Depuis ce 15 mai 2026, il n’est plus possible d’acheter des produits alimentaires contenant du CBD. Les bonbons, tisanes ou compléments sont retirés de la vente.
Bonbons, infusions, tisanes, huiles et compléments alimentaires au CBD ne pourront plus être commercialisés ni achetés à compter de ce vendredi 15 mai.
La direction générale de l’alimentation (DGAL), chargée de la sécurité sanitaire des denrées, a choisi de s’aligner sur l’approche la plus prudente défendue par l’Autorité européenne de sécurité des aliments.
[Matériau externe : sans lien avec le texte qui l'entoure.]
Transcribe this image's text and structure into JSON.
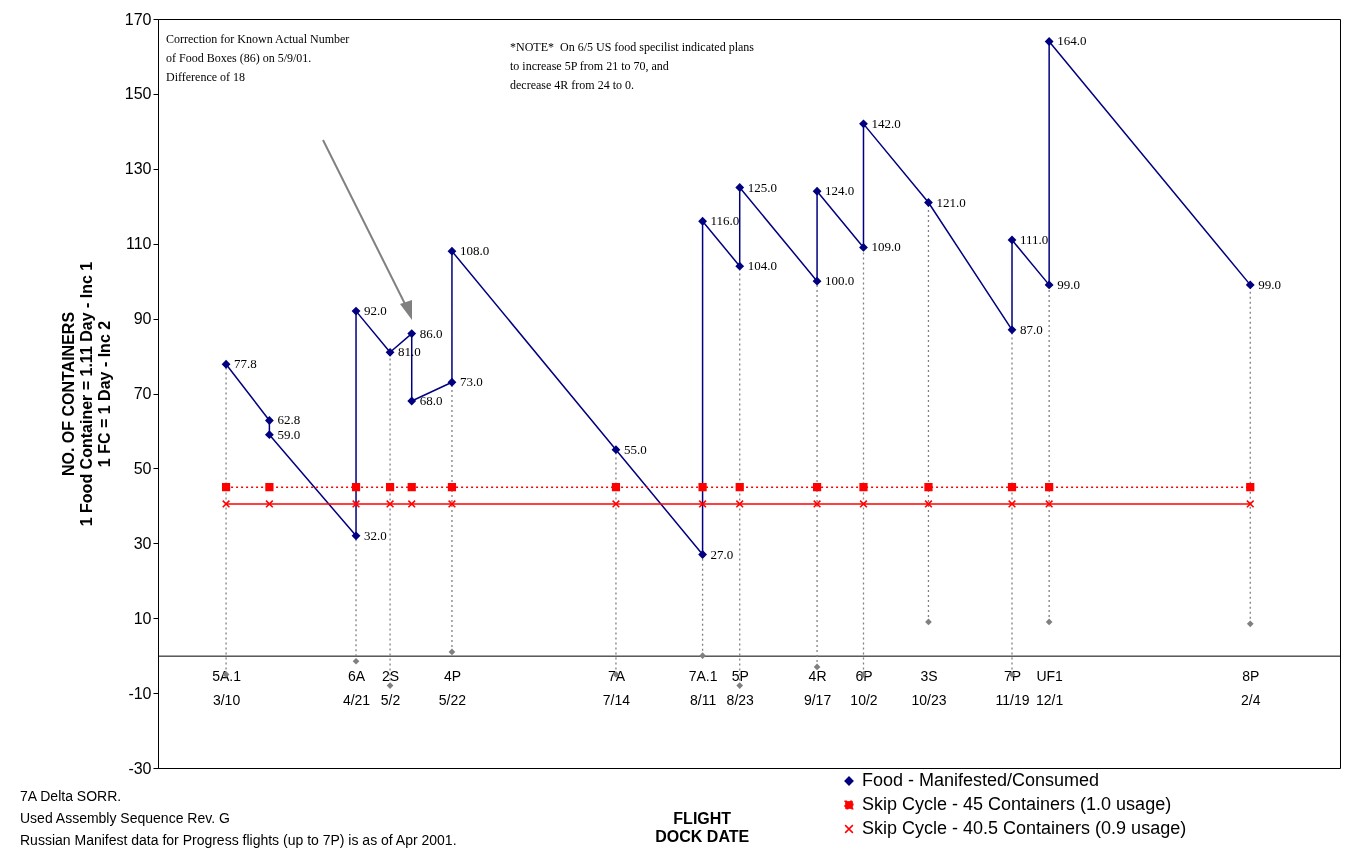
{
  "chart_data": {
    "type": "line",
    "xlabel": "FLIGHT\nDOCK DATE",
    "ylabel": "NO. OF CONTAINERS\n1 Food Container = 1.11 Day - Inc 1\n1 FC = 1 Day - Inc 2",
    "xlim": [
      "2001-02-16",
      "2002-03-05"
    ],
    "ylim": [
      -30,
      170
    ],
    "yticks": [
      -30,
      -10,
      10,
      30,
      50,
      70,
      90,
      110,
      130,
      150,
      170
    ],
    "grid": false,
    "legend": "bottom right",
    "xticks": [
      {
        "value": "2001-03-10",
        "label": "5A.1\n3/10"
      },
      {
        "value": "2001-04-21",
        "label": "6A\n4/21"
      },
      {
        "value": "2001-05-02",
        "label": "2S\n5/2"
      },
      {
        "value": "2001-05-22",
        "label": "4P\n5/22"
      },
      {
        "value": "2001-07-14",
        "label": "7A\n7/14"
      },
      {
        "value": "2001-08-11",
        "label": "7A.1\n8/11"
      },
      {
        "value": "2001-08-23",
        "label": "5P\n8/23"
      },
      {
        "value": "2001-09-17",
        "label": "4R\n9/17"
      },
      {
        "value": "2001-10-02",
        "label": "6P\n10/2"
      },
      {
        "value": "2001-10-23",
        "label": "3S\n10/23"
      },
      {
        "value": "2001-11-19",
        "label": "7P\n11/19"
      },
      {
        "value": "2001-12-01",
        "label": "UF1\n12/1"
      },
      {
        "value": "2002-02-04",
        "label": "8P\n2/4"
      }
    ],
    "series": [
      {
        "name": "Food - Manifested/Consumed",
        "color": "#000080",
        "marker": "diamond",
        "line_style": "solid",
        "x": [
          "2001-03-10",
          "2001-03-24",
          "2001-03-24",
          "2001-04-21",
          "2001-04-21",
          "2001-05-02",
          "2001-05-09",
          "2001-05-09",
          "2001-05-22",
          "2001-05-22",
          "2001-07-14",
          "2001-08-11",
          "2001-08-11",
          "2001-08-23",
          "2001-08-23",
          "2001-09-17",
          "2001-09-17",
          "2001-10-02",
          "2001-10-02",
          "2001-10-23",
          "2001-11-19",
          "2001-11-19",
          "2001-12-01",
          "2001-12-01",
          "2002-02-04"
        ],
        "values": [
          77.8,
          62.8,
          59,
          32,
          92,
          81,
          86,
          68,
          73,
          108,
          55,
          27,
          116,
          104,
          125,
          100,
          124,
          109,
          142,
          121,
          87,
          111,
          99,
          164,
          99
        ],
        "value_labels": [
          "77.8",
          "62.8",
          "59.0",
          "32.0",
          "92.0",
          "81.0",
          "86.0",
          "68.0",
          "73.0",
          "108.0",
          "55.0",
          "27.0",
          "116.0",
          "104.0",
          "125.0",
          "100.0",
          "124.0",
          "109.0",
          "142.0",
          "121.0",
          "87.0",
          "111.0",
          "99.0",
          "164.0",
          "99.0"
        ]
      },
      {
        "name": "Skip Cycle - 45 Containers (1.0 usage)",
        "color": "#ff0000",
        "marker": "square",
        "line_style": "dotted",
        "x": [
          "2001-03-10",
          "2001-03-24",
          "2001-04-21",
          "2001-05-02",
          "2001-05-09",
          "2001-05-22",
          "2001-07-14",
          "2001-08-11",
          "2001-08-23",
          "2001-09-17",
          "2001-10-02",
          "2001-10-23",
          "2001-11-19",
          "2001-12-01",
          "2002-02-04"
        ],
        "values": [
          45,
          45,
          45,
          45,
          45,
          45,
          45,
          45,
          45,
          45,
          45,
          45,
          45,
          45,
          45
        ]
      },
      {
        "name": "Skip Cycle - 40.5 Containers (0.9 usage)",
        "color": "#ff0000",
        "marker": "cross",
        "line_style": "solid",
        "x": [
          "2001-03-10",
          "2001-03-24",
          "2001-04-21",
          "2001-05-02",
          "2001-05-09",
          "2001-05-22",
          "2001-07-14",
          "2001-08-11",
          "2001-08-23",
          "2001-09-17",
          "2001-10-02",
          "2001-10-23",
          "2001-11-19",
          "2001-12-01",
          "2002-02-04"
        ],
        "values": [
          40.5,
          40.5,
          40.5,
          40.5,
          40.5,
          40.5,
          40.5,
          40.5,
          40.5,
          40.5,
          40.5,
          40.5,
          40.5,
          40.5,
          40.5
        ]
      },
      {
        "type": "scatter",
        "color": "#808080",
        "marker": "diamond",
        "x": [
          "2001-03-10",
          "2001-04-21",
          "2001-05-02",
          "2001-05-22",
          "2001-07-14",
          "2001-08-11",
          "2001-08-23",
          "2001-09-17",
          "2001-10-02",
          "2001-10-23",
          "2001-11-19",
          "2001-12-01",
          "2002-02-04"
        ],
        "values": [
          -5,
          -1.5,
          -8,
          1,
          -5,
          0,
          -8,
          -3,
          -5,
          9,
          -5,
          9,
          8.5
        ]
      }
    ],
    "annotations": [
      "Correction for Known Actual Number\nof Food Boxes (86) on 5/9/01.\nDifference of 18",
      "*NOTE*  On 6/5 US food specilist indicated plans\nto increase 5P from 21 to 70, and\ndecrease 4R from 24 to 0.",
      "7A Delta SORR.\nUsed Assembly Sequence Rev. G\nRussian Manifest data for Progress flights (up to 7P) is as of Apr 2001."
    ]
  }
}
En cause ? Des interrogations subsistantes sur les effets secondaires du cannabidiol.
Le verrou du Novel Food
Le secteur du CBD évoluait jusqu’ici dans un cadre réglementaire instable. Le règlement européen sur les nouveaux aliments, dit Novel Food, impose une autorisation préalable pour tout ingrédient dont la consommation n’était pas significative dans l’Union avant 1997.
Il dresse une liste des nouveaux ingrédients et aliments autorisés sur le marché. La molécule CBD n’en fait pas partie, un doute subsistant toujours sur sa dangerosité en tant que stupéfiant.
Cependant, le 19 novembre 2020, dans un arrêt retentissant, la Cour de justice de l’Union européenne ( CJUE) a précisé qu’en l’état actuel des connaissances scientifiques, le CBD « n’apparaît avoir d’effet psychotrope ni d’effet nocif sur la santé humaine ».
Il ne peut donc pas être considéré comme stupéfiant.
Confortés par cette décision, une centaine de fabricants ont saisi la Commission européenne afin de l’ajouter à la liste Novel Food, régulièrement mise à jour.
Des effets secondaires en question
En février et mars 2026, la Commission européenne a publié une série de décisions d’exécution mettant fin aux procédures d’autorisation pour de nombreux extraits de CBD, distillats et CBD synthétiques, faute de preuves de sécurité suffisantes. Elle s’est tournée vers l’Autorité européenne de sécurité des aliments (EFSA) pour trancher le sujet.
Selon l’EFSA, les données scientifiques ne sont pas suffisantes pour garantir son innocuité, notamment à long terme.
Des interrogations subsistent sur ses effets possibles sur le foie, le système hormonal, le système nerveux ou encore en cas de prise de médicaments. Tant que ces doutes ne sont pas levés, la Direction générale de l’alimentation a décidé d’appliquer le principe de précaution.
Les consommateurs épargnés
L’interdiction concerne exclusivement la mise sur le marché. Tous les distributeurs tels que les boutiques spécialisées, pharmacies et plateformes en ligne opérant depuis la France, sont concernés.
En revanche, les consommateurs ne s’exposent à aucune sanction. Le CBD, en tant que substance, n’est pas classé comme stupéfiant.
Tous les produits au CBD ne disparaissent pas pour autant. Les fleurs, résines et huiles non destinées à être ingérées ne sont pas concernés par cette interdiction. Ils sont toujours disponibles à la vente.